Metamotivo

The first behavioral foundation model to control a virtual physics-based humanoid agent for a wide range of whole-body tasks.

Generate Convert Improve

Install / Use

/learn @facebookresearch/Metamotivo

About this skill

Quality Score

0/100

README

Meta Motivo

Meta, FAIR

Overview

This repository provides a PyTorch implementation and pre-trained models for Meta Motivo. For details see the paper Zero-Shot Whole-Body Humanoid Control via Behavioral Foundation Models.

Features

We provide 6 pretrained FB-CPR models for controlling the humanoid model defined in HumEnv.
Fully reproducible scripts for evaluating the model in HumEnv.
Fully reproducible FB-CPR training code in HumEnv for the full results in the paper, and FB training code in DMC for faster experimentation.

Installation

The project is pip installable in your environment.
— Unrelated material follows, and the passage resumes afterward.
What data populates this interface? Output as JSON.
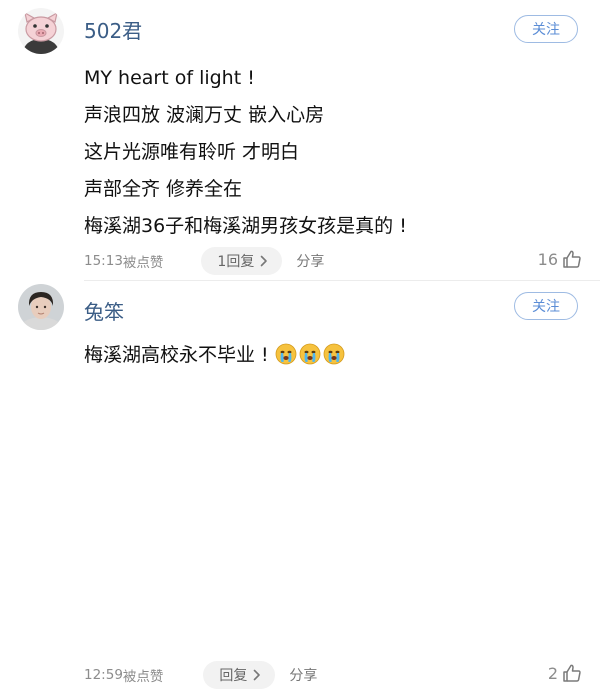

pip install "metamotivo[huggingface,humenv] @ git+https://github.com/facebookresearch/metamotivo.git"

It requires Python 3.10+. Optional dependencies include humenv["bench"] and huggingface_hub for testing/training and loading models from HuggingFace.

Pretrained models

For reproducibility, we provide all the 5 models (metamotivo-S-X) we trained for producing the results in the paper, where each model is trained using a different random seed. We also provide our largest and most performant model (metamotivo-M-1), which can also be interactively tested in our demo.

Quick start

Once the library is installed, you can easily create an FB-CPR agent and download a pre-trained model from the Hugging Face hub. Note that the model is an instance of torch.nn.Module and by default it is initialized in "inference" mode (no_grad and eval mode).

We provide some simple code snippets to demonstrate how to use the model below. For more detailed examples, see our tutorials on interacting with the model, running an evaluation, and training from scratch.

Download the pre-trained models

The following code snippet shows how to instantiate the model.

from metamotivo.fb_cpr.huggingface import FBcprModel

model = FBcprModel.from_pretrained("facebook/metamotivo-S-1")

Download the buffers

For each model we provide:

The training buffer (that can be used for inference or offline training)
A small reward inference buffer (that contains the minimum amount of information for doing reward inference)

from huggingface_hub import hf_hub_download
import h5py

local_dir = "metamotivo-S-1-datasets"
dataset = "buffer_inference_500000.hdf5"  # a smaller buffer that can be used for reward inference
# dataset = "buffer.hdf5"  # the full training buffer of the model
buffer_path = hf_hub_download(
        repo_id="facebook/metamotivo-S-1",
        filename=f"data/{dataset}",
        repo_type="model",
        local_dir=local_dir,
    )
hf = h5py.File(buffer_path, "r")
print(hf.keys())

# create a DictBuffer object that can be used for sampling
data = {k: v[:] for k, v in hf.items()}
buffer = DictBuffer(capacity=data["qpos"].shape[0], device="cpu")
buffer.extend(data)

The FB-CPR model

The FB-CPR model contains several networks:

forward net
backward net
critic net
discriminator net
actor net

We provide functions for evaluating these networks

def backward_map(self, obs: torch.Tensor) -> torch.Tensor: ...
def forward_map(self, obs: torch.Tensor, z: torch.Tensor, action: torch.Tensor) -> torch.Tensor: ...
def actor(self, obs: torch.Tensor, z: torch.Tensor, std: float) -> torch.Tensor: ...
def critic(self, obs: torch.Tensor, z: torch.Tensor, action: torch.Tensor) -> torch.Tensor: ...
def discriminator(self, obs: torch.Tensor, z: torch.Tensor) -> torch.Tensor: ...

We also provide simple functions for prompting the model and obtaining a context vector z representing the task to execute.

#reward prompt (standard and weighted regression)
def reward_inference(self, next_obs: torch.Tensor, reward: torch.Tensor, weight: torch.Tensor | None = None,) -> torch.Tensor: ...
def reward_wr_inference(self, next_obs: torch.Tensor, reward: torch.Tensor) -> torch.Tensor: ...
#goal prompt
def goal_inference(self, next_obs: torch.Tensor) -> torch.Tensor: ...
#tracking prompt
def tracking_inference(self, next_obs: torch.Tensor) -> torch.Tensor:

Once we have a context vector z we can call the actor to get actions. We provide a function for acting in the environment with a standard interface.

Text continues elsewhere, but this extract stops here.